Forbes 15/04/2019
The Dutch national flag flies from a tour boat as liquid natural gas (LNG) silos stand on the shore at the Port of Rotterdam, Netherlands. Photo: Forbes
Readers of this column by now know the details of the effort to use fraudulent "lawfare" to extort billions from Chevron Corp., for pollution damages most likely caused by an Ecuadorean corporation long after Texaco Petroleum (which Chevron subsequently purchased) had left Ecuador and had obtained a formal certification that all pollution had been remediated. The fraud was masterminded by an American attorney and involved Ecuadorean lawyers and judges.
In 2009 Chevron and Texaco sought international arbitration against the Government of Ecuador, claiming that this fraud entailed violations of the United States-Ecuador Bilateral Investment Treaty (the “BIT”), the parties’ agreements, and international law.
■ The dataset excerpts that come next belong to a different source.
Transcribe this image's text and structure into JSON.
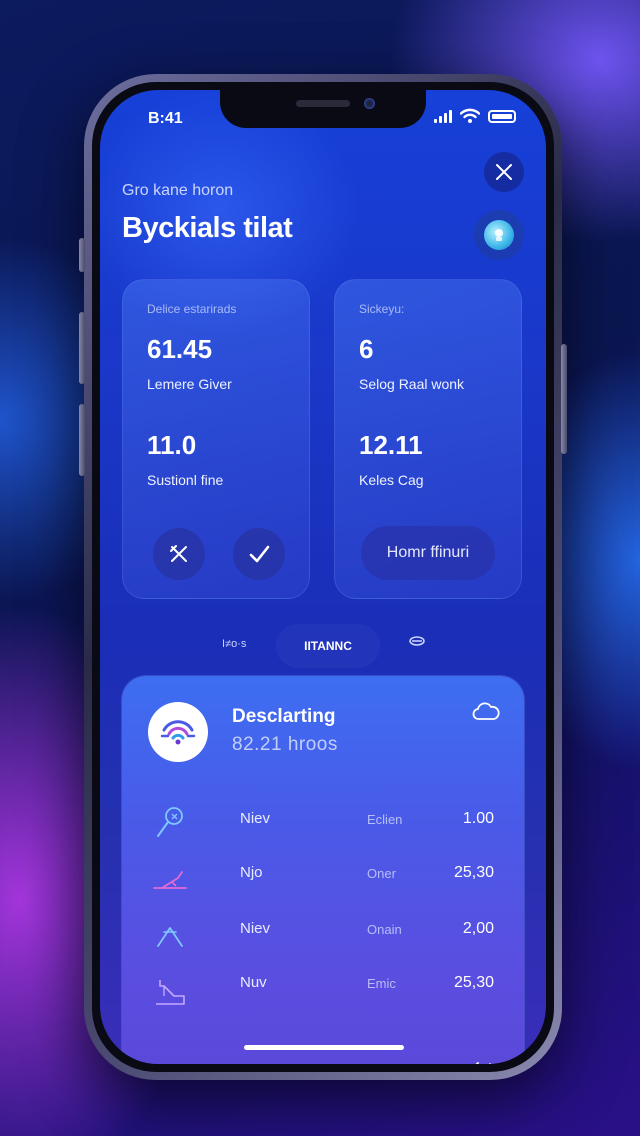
{
  "status_bar": {
    "time": "B:41"
  },
  "header": {
    "subtitle": "Gro kane horon",
    "title": "Byckials tilat"
  },
  "cards": {
    "left": {
      "label": "Delice estarirads",
      "value1": "61.45",
      "caption1": "Lemere Giver",
      "value2": "11.0",
      "caption2": "Sustionl fine"
    },
    "right": {
      "label": "Sickeyu:",
      "value1": "6",
      "caption1": "Selog Raal wonk",
      "value2": "12.11",
      "caption2": "Keles Cag",
      "button_label": "Homr ffinuri"
    }
  },
  "tabs": {
    "left_label": "I≠o·s",
    "active_label": "IITANNC"
  },
  "panel": {
    "title": "Desclarting",
    "subtitle": "82.21  hroos",
    "rows": [
      {
        "name": "Niev",
        "type": "Eclien",
        "amount": "1.00",
        "icon": "pin-icon"
      },
      {
        "name": "Njo",
        "type": "Oner",
        "amount": "25,30",
        "icon": "ramp-icon"
      },
      {
        "name": "Niev",
        "type": "Onain",
        "amount": "2,00",
        "icon": "mountain-icon"
      },
      {
        "name": "Nuv",
        "type": "Emic",
        "amount": "25,30",
        "icon": "slide-icon"
      }
    ]
  },
  "colors": {
    "screen_top": "#1640d8",
    "panel_top": "#3d6ef2",
    "panel_bottom": "#5b48d8",
    "avatar_accent": "#3ab4e8"
  }
}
Chevron seeks ultimately to hold Ecuador financially accountable for the damages it has suffered in defending itself and its reputation.
Between 2012 and 2013, the BIT Tribunal issued five awards and orders in favor of Chevron. In January, 2014, Ecuador filed a petition in the District Court of the Hague (the legal seat of the BIT arbitration) to set aside the above-mentioned arbitral awards. On January 20, 2016, the District Court rejected all of Ecuador’s claims. In 2017 the Hague Court of Appeal upheld the District Court’s decision. And last week, on April 12, 2019, the Dutch Supreme Court upheld the Court of Appeal’s decision. Last week's decision means that the five arbitral awards are no longer subject to challenge. This includes the BIT Tribunal's interim awards ordering Ecuador to “take all measures necessary” to prevent or suspend enforcement of the Lago Agrio Judgment worldwide and declaring Ecuador in breach of international law for having failed to voluntarily do so.